Historical cohort study.
Neurology practice, Mayo Clinic College of Medicine, Rochester, Minnesota. Patients All Mayo Clinic patients treated with PLEX between January 5, 1999, and November 12, 2007, for a steroid-refractory CNS-IDD attack.
The PLEX response in attack-related, targeted neurological deficit(s) assessed within the 6-month period following PLEX.
We identified 153 patients treated with PLEX for a steroid-refractory CNS-IDD, of whom 90 (59%) exhibited moderate to marked functional neurological improvement within 6 months following treatment. Pre-PLEX clinical features associated with a beneficial PLEX response were shorter disease duration (P = .02) and preserved deep tendon reflexes (P = .001); post-PLEX variables included a diagnosis of relapsing-remitting multiple sclerosis (P = .008) and a lower Expanded Disability Status Scale score (P < .001) at last follow-up. Plasma exchange was less effective for patients with multiple sclerosis who subsequently developed a progressive disease course (P = .046). Radiographic features associated with a beneficial PLEX response were presence of ring-enhancing lesions (odds ratio = 4.00; P = .03) and/or mass effect (odds ratio = 3.00; P = .02). No association was found between neuromyelitis optica-IgG serostatus and PLEX response.

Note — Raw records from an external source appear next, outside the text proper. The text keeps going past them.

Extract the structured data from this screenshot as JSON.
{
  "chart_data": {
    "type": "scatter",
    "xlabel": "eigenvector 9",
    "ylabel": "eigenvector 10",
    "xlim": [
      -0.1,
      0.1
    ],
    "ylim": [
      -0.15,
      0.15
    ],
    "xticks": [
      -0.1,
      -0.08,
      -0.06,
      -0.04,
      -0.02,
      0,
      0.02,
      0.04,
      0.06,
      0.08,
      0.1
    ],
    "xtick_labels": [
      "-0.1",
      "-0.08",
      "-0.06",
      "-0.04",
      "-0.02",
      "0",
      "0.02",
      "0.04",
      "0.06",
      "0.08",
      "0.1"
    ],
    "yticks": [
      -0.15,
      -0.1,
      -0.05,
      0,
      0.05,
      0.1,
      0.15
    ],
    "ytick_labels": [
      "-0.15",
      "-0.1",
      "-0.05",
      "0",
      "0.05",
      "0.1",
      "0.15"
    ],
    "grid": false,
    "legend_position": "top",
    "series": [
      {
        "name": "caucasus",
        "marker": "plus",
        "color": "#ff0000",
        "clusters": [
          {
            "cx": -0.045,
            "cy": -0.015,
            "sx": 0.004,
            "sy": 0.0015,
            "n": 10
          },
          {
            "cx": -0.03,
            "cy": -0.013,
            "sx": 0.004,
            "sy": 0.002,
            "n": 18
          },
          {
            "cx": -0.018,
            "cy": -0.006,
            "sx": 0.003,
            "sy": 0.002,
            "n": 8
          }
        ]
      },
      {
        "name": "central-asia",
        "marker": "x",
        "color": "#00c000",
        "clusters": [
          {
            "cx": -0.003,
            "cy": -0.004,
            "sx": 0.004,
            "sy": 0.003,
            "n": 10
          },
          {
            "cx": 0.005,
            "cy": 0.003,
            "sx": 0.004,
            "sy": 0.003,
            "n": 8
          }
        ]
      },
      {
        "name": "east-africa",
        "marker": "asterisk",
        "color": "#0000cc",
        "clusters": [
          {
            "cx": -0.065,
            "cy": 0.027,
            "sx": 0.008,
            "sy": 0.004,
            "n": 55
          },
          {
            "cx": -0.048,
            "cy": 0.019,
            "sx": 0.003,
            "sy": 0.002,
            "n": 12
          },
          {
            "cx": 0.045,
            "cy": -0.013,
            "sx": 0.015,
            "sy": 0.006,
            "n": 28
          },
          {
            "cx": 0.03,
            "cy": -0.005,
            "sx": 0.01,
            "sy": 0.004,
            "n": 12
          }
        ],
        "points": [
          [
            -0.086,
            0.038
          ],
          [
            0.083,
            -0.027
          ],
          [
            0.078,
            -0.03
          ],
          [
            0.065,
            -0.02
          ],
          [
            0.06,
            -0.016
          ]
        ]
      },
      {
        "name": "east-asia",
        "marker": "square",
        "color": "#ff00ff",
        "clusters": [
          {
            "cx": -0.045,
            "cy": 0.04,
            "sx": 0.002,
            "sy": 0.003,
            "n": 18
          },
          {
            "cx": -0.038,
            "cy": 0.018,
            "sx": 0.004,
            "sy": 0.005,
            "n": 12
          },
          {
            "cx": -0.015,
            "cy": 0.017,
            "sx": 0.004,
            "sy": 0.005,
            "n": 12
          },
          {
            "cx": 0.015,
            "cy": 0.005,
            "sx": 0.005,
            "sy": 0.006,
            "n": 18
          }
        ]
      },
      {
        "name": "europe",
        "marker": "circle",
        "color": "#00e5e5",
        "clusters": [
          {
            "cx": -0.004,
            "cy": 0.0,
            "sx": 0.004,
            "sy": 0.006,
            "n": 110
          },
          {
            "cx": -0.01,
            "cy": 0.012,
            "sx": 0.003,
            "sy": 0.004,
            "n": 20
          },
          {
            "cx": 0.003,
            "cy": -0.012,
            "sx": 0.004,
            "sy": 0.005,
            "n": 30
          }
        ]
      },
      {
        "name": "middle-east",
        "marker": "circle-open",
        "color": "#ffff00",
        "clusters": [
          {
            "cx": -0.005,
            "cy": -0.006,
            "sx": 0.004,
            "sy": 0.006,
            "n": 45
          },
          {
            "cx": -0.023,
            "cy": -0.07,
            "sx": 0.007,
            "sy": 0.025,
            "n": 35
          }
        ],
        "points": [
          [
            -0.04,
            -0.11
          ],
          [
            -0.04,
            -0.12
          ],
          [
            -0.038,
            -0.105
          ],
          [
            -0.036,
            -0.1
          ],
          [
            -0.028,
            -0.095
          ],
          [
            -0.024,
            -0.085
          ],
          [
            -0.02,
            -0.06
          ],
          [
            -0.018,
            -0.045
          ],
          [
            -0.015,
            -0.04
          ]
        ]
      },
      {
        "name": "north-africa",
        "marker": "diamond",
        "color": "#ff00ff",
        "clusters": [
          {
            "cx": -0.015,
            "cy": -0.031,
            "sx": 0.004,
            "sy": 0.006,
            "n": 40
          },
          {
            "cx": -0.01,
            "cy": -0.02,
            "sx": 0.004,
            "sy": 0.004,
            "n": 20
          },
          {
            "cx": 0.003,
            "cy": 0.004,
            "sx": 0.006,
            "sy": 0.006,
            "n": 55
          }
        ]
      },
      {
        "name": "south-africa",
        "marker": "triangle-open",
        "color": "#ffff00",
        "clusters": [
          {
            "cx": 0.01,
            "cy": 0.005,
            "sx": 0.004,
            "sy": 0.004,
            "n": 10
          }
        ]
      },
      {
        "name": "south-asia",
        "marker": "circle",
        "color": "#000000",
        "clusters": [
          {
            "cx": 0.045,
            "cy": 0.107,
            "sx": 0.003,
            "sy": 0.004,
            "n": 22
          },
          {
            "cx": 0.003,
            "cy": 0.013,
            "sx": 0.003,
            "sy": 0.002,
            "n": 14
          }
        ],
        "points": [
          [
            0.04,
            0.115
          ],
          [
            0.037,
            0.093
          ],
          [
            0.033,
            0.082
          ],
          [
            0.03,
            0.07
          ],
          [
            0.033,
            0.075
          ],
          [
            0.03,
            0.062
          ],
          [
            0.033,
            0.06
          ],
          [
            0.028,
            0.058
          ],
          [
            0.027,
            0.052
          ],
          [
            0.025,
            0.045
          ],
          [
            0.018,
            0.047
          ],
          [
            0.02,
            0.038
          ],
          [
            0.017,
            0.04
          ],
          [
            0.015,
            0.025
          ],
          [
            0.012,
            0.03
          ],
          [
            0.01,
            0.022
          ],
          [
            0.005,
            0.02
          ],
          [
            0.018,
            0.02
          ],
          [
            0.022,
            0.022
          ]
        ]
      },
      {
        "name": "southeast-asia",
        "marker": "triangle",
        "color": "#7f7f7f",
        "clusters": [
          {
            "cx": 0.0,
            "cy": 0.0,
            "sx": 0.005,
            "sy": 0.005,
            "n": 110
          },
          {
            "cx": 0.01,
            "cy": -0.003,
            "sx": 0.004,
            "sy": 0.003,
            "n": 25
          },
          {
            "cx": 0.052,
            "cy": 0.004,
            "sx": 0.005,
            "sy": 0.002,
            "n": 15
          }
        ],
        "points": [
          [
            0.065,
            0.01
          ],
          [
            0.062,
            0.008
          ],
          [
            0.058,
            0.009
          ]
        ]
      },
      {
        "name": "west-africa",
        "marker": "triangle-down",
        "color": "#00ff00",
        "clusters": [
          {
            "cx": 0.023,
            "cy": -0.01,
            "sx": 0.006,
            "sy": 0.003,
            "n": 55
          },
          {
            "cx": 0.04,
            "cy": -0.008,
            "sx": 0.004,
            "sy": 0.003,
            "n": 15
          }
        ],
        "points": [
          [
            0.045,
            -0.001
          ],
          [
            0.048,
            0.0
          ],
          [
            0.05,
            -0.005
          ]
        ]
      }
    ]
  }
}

We have identified clinical and radiographic features that may aid in identifying patients with fulminant, steroid-refractory CNS-IDD attacks who are more likely to respond to PLEX.

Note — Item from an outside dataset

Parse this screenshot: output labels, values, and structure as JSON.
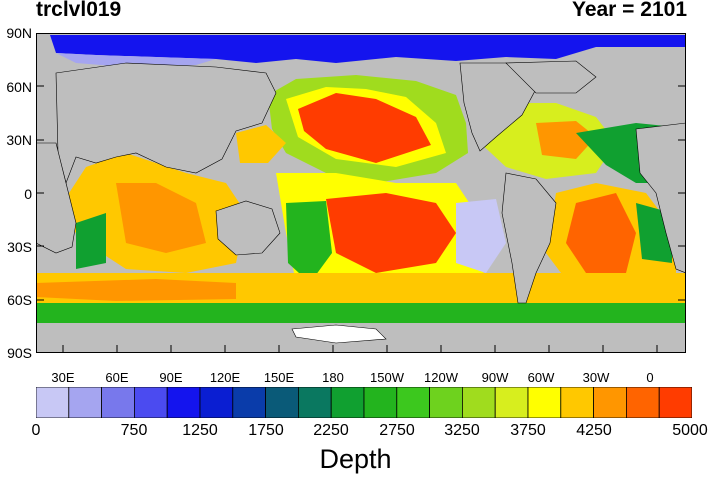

血浆置换(PLEX)是治疗急性、类固醇难治性中枢神经系统炎性脱髓鞘疾病(CNS - IDD)的一种有效挽救疗法。尽管报道称CNS - IDD患者中PLEX反应率约为45%,但PLEX反应个体差异的决定因素尚未得到充分描述。
对与PLEX有益反应相关的临床、影像学和血清学特征进行探索性分析。
历史队列研究。
明尼苏达州罗切斯特市梅奥诊所医学院神经科。患者为1999年1月5日至2007年11月12日期间在梅奥诊所接受PLEX治疗的所有类固醇难治性CNS - IDD发作患者。
PLEX治疗后6个月内评估的与发作相关的、有针对性的神经功能缺损的PLEX反应。
我们确定了153例接受PLEX治疗的类固醇难治性CNS - IDD患者,其中90例(59%)在治疗后6个月内表现出中度至显著的功能神经改善。与PLEX有益反应相关的PLEX治疗前临床特征为病程较短(P = 0.02)和腱反射保留(P = 0.001);PLEX治疗后的变量包括复发缓解型多发性硬化症的诊断(P = 0.008)以及最后一次随访时较低的扩展残疾状态量表评分(P < 0.001)。血浆置换对随后发展为进行性病程的多发性硬化症患者效果较差(P = 0.046)。与PLEX有益反应相关的影像学特征为环形强化病灶的存在(优势比 = 4.00;P = 0.03)和/或占位效应(优势比 = 3.00;P = 0.02)。视神经脊髓炎 - IgG血清状态与PLEX反应之间未发现关联。
我们已经确定了一些临床和影像学特征,这些特征可能有助于识别暴发性、类固醇难治性CNS - IDD发作且更可能对PLEX有反应的患者。